La troisième chose qui remonte aussi à l’enfance, c’est que nous avions une piscine et un petit sauna dans le jardin, une « box » là aussi, et cette boite fut le lieu de mes premières émotions érotiques. Dans mon enfance sans doute théâtre, érotisme, exil, tout devait être réductible à l’idée de boite, où les choses sont compressées et doivent surgir brutalement, comme le diable dans sa boite ((Jack in the box, NdR)). Mais il y a aussi des mises en scènes où je n’ai pas vraiment de boites ou d'espaces contraints, mais vous avez raison, j’ai souvent cette idée. Ceci étant, je ne me pose pas la question au départ (« Ah ! il me faut ma boite ») même si c’est quelquefois dicté par l’œuvre, comme le Rosenkavalier que je commence à préparer avec Vladimir Jurowski pour Munich en 2021 où l’on passe d’une boite à l’autre, mais c'est l'oeuvre qui veut ça…en revanche, ce n’est pas le cas dans Candide, par exemple.
J’ai été très influencé par L’Espace vide de Peter Brook ((Peter Brook, L’Espace vide, écrits sur le théâtre, Paris, Seuil, Coll.Points)), je l’ai lu très tôt quand j’étais ado, mais j’ai été aussi très influencé dans ma jeunesse par Lindsay Kemp dans son Flowers, inspiré de Genet ((Notre Dame des Fleurs, NdR)). À la même époque, j’ai vu aussi un spectacle de Steven Berkoff inspiré de Poe; c’était la première fois que je voyais une scène vide, avec seulement une lumière : on se dit que c’est là où commence l’aventure et on se demande quel est le travail. J’ai appris en 25 ans de théâtre qu’il ne faut pas préconcevoir. J’ai une direction, j’ai mes idées, et il faut ensuite faire sortir les choses par l’âme, le corps et la voix : tout doit sortir du panier.

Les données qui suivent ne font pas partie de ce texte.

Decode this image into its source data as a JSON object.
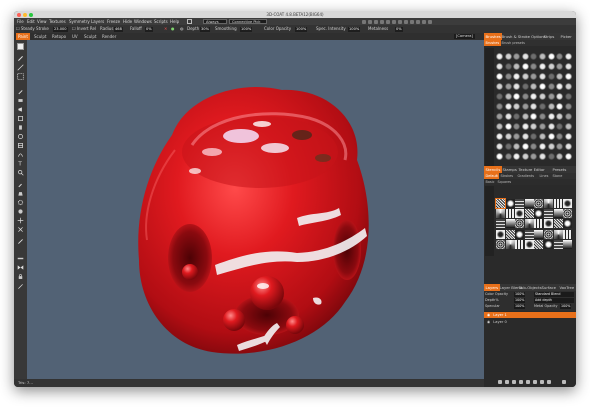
{
  "window": {
    "title": "3D-COAT 4.8.BETA12(BIG64)"
  },
  "menu": {
    "items": [
      "File",
      "Edit",
      "View",
      "Textures",
      "Symmetry",
      "Layers",
      "Freeze",
      "Hide",
      "Windows",
      "Scripts",
      "Help"
    ],
    "workspace_mode": "Always",
    "connective_label": "Connective Pick"
  },
  "tool_options": {
    "steady_label": "Steady Stroke",
    "steady_value": "23.000",
    "invert_label": "Invert Rel",
    "radius_label": "Radius",
    "radius_value": "468",
    "falloff_label": "Falloff",
    "falloff_value": "0%",
    "depth_label": "Depth",
    "depth_value": "30%",
    "smoothing_label": "Smoothing",
    "smoothing_value": "100%",
    "color_opacity_label": "Color Opacity",
    "color_opacity_value": "100%",
    "spec_intensity_label": "Spec. Intensity",
    "spec_intensity_value": "100%",
    "metalness_label": "Metalness",
    "metalness_value": "0%"
  },
  "rooms": [
    "Paint",
    "Sculpt",
    "Retopo",
    "UV",
    "Sculpt",
    "Render"
  ],
  "camera_label": "[Camera]",
  "status_text": "Tris: 7…",
  "right_panel": {
    "top_tabs": [
      "Brushes",
      "Brush & Stroke Options",
      "Strips",
      "Picker"
    ],
    "brush_subtabs": [
      "Brushes",
      "Brush presets"
    ],
    "stroke_tabs": [
      "Stencils",
      "Stamps",
      "Texture Editor",
      "Presets"
    ],
    "stroke_subtabs": [
      "Default",
      "Strokes",
      "Gradients",
      "Lines",
      "Stone"
    ],
    "stroke_subtab2": [
      "Basic",
      "Squares"
    ],
    "layer_tabs": [
      "Layers",
      "Layer Blend",
      "Sub-Objects",
      "Surface",
      "VoxTree"
    ],
    "layer_props": [
      {
        "label": "Color Opacity",
        "value": "100%",
        "mode": "Standard Blend"
      },
      {
        "label": "Depth%",
        "value": "100%",
        "mode": "Add depth"
      },
      {
        "label": "Specular",
        "value": "100%",
        "mode": "Metal Opacity"
      }
    ],
    "metal_value": "100%",
    "layers": [
      "Layer 1",
      "Layer 0"
    ]
  },
  "colors": {
    "accent": "#e8701a",
    "viewport_bg": "#526275",
    "panel_bg": "#2a2a2a",
    "object_red": "#d0181e"
  }
}
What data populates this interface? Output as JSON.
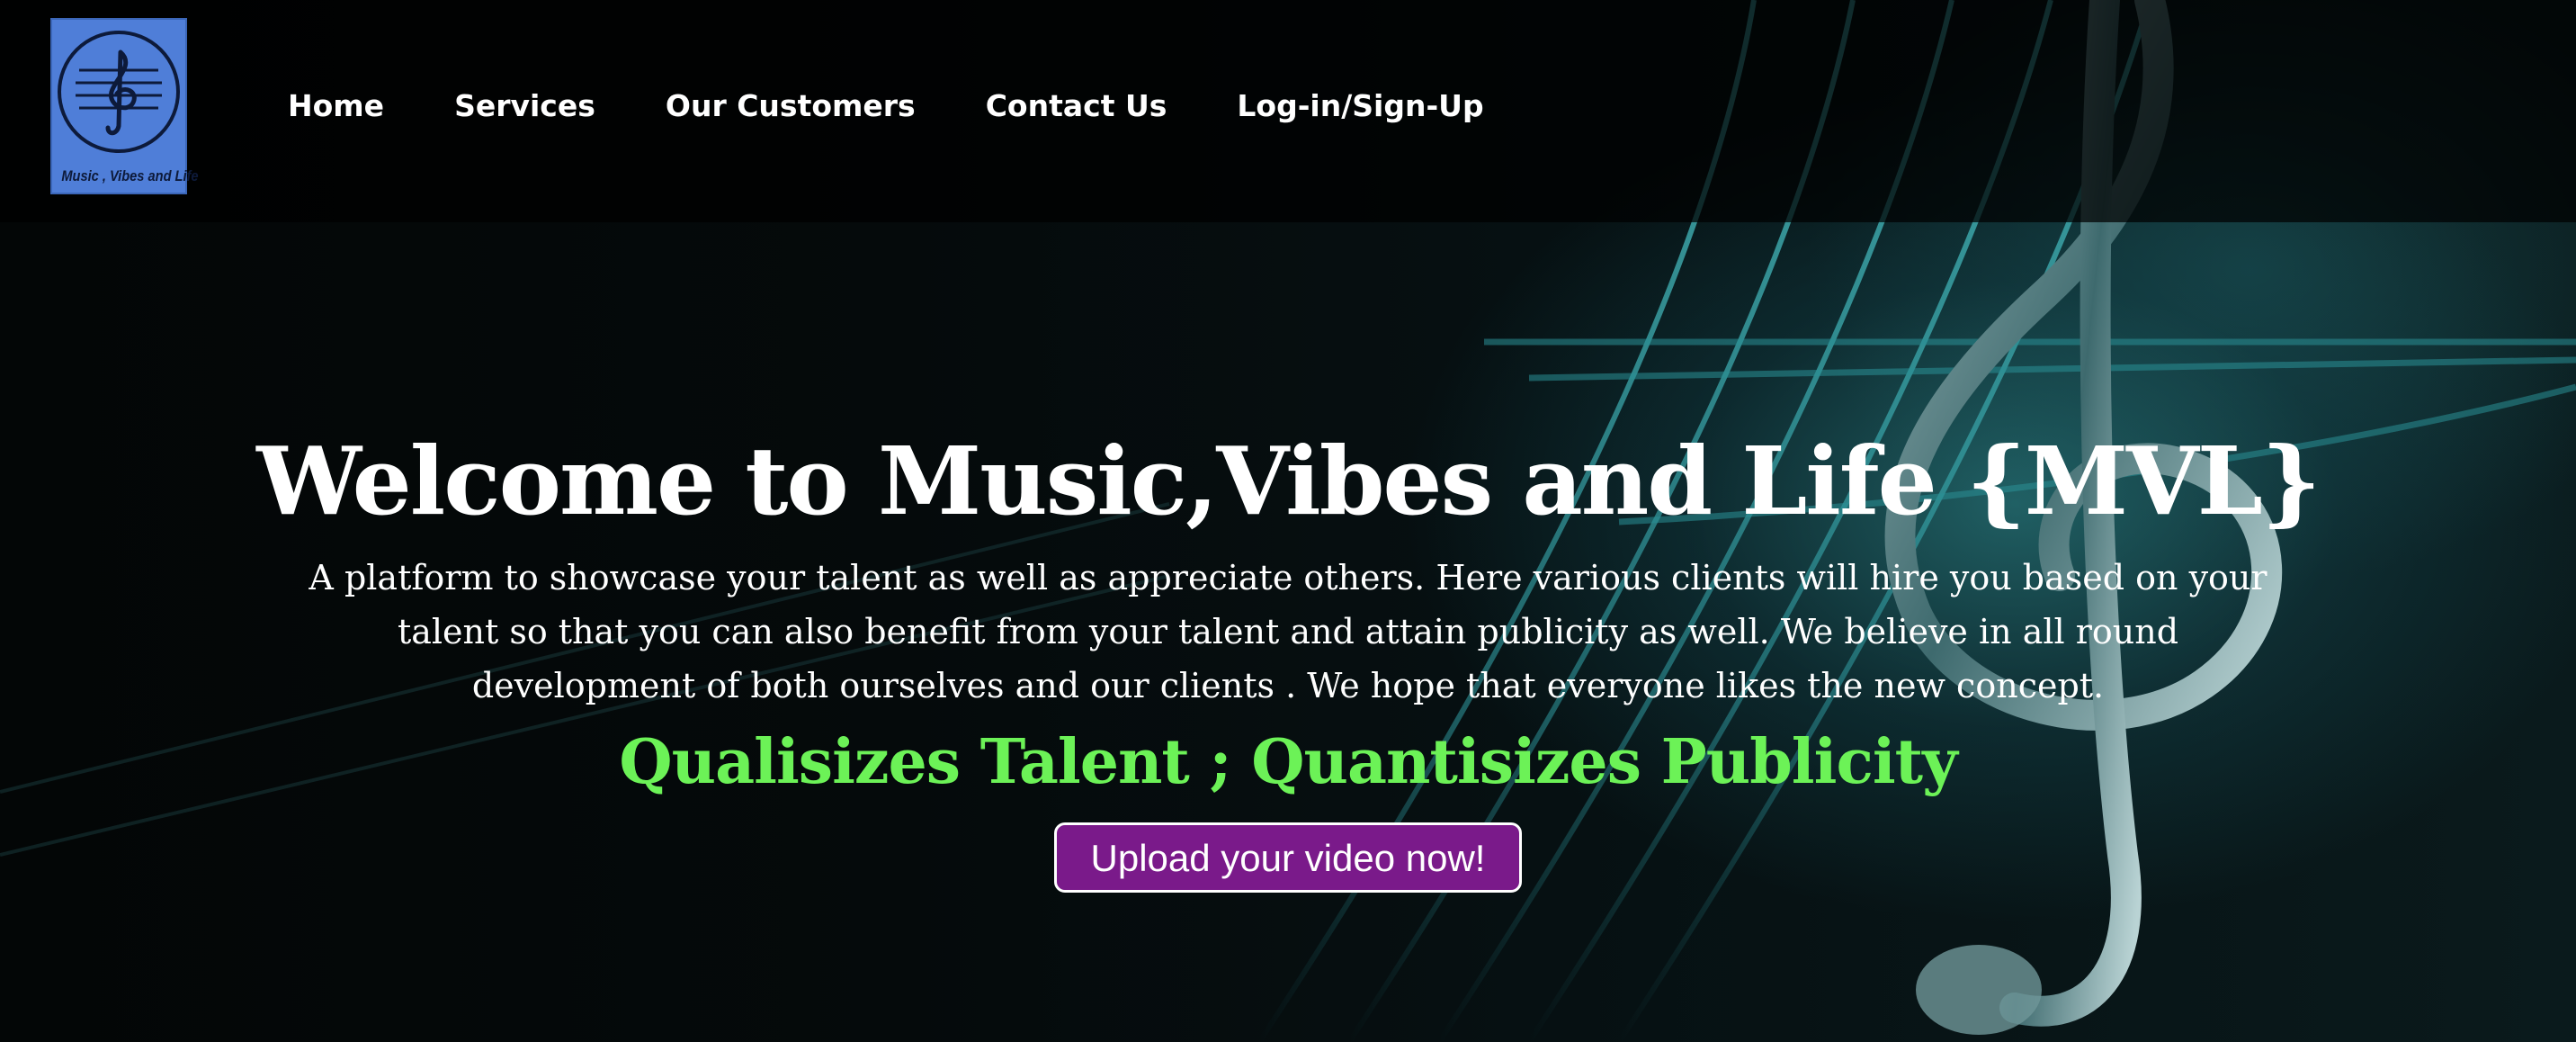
{
  "logo": {
    "text": "Music , Vibes and Life",
    "color": "#4f7ed8"
  },
  "nav": {
    "items": [
      {
        "label": "Home"
      },
      {
        "label": "Services"
      },
      {
        "label": "Our Customers"
      },
      {
        "label": "Contact Us"
      },
      {
        "label": "Log-in/Sign-Up"
      }
    ]
  },
  "hero": {
    "title": "Welcome to Music,Vibes and Life {MVL}",
    "description": "A platform to showcase your talent as well as appreciate others. Here various clients will hire you based on your talent so that you can also benefit from your talent and attain publicity as well. We believe in all round development of both ourselves and our clients . We hope that everyone likes the new concept.",
    "tagline": "Qualisizes Talent ; Quantisizes Publicity",
    "tagline_color": "#6cf257",
    "button_label": "Upload your video now!",
    "button_color": "#7a1a8a"
  },
  "icons": {
    "logo_emblem": "treble-clef-icon",
    "background": "treble-clef-icon"
  }
}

Mais certains chanteurs ne sont pas préparés à ça…
Je ne travaille pas avec eux (rires). J’ai ce luxe de pouvoir choisir de travailler avec qui j’aimerais ou j’aime travailler ; cela veut dire qu’il y a des chanteurs à la voix merveilleuse, mais qui ne sont pas pour moi. Il y a de merveilleux chanteurs qui ne veulent pas répéter, qui restent seulement une semaine… Très peu pour moi.
Et l’humour ?
Il y a d’abord une grande tradition d’humour juif qui vient de mes grands-parents et de ma famille, il y a ensuite la tradition australienne : c’est un pays d’immigrés venus d’Angleterre et vous connaissez l’humour anglais. Et cet humour est retravaillé en Australie, très particulier, mélange d’ironie et de sarcasme…

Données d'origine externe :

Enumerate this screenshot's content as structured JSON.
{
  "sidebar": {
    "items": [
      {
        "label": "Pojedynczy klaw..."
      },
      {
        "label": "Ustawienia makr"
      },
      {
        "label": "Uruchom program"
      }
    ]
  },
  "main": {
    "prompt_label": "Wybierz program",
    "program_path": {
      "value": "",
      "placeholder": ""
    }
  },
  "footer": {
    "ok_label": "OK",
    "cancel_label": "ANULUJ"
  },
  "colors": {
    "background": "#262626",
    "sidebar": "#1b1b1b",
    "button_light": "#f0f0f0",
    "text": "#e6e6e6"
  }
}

Alors le mélange d’humour juif et australien, c’est ce que je pratique. Bien sûr je ne me dis pas à l’avance qu’il faut que je fasse de l’esprit, mais j’ai toujours Shakespeare en tête, avec ses énormes problèmes d’interprétation. Dans toutes ses tragédies, c’est plein d’humour : Richard III est si joyeux ! Au milieu de Macbeth on trouve le moyen de parler d’urine ! Et Le Roi Lear, plein de traits d’esprit ! j’essaie de trouver la comédie dans la tragédie et la tragédie dans la comédie.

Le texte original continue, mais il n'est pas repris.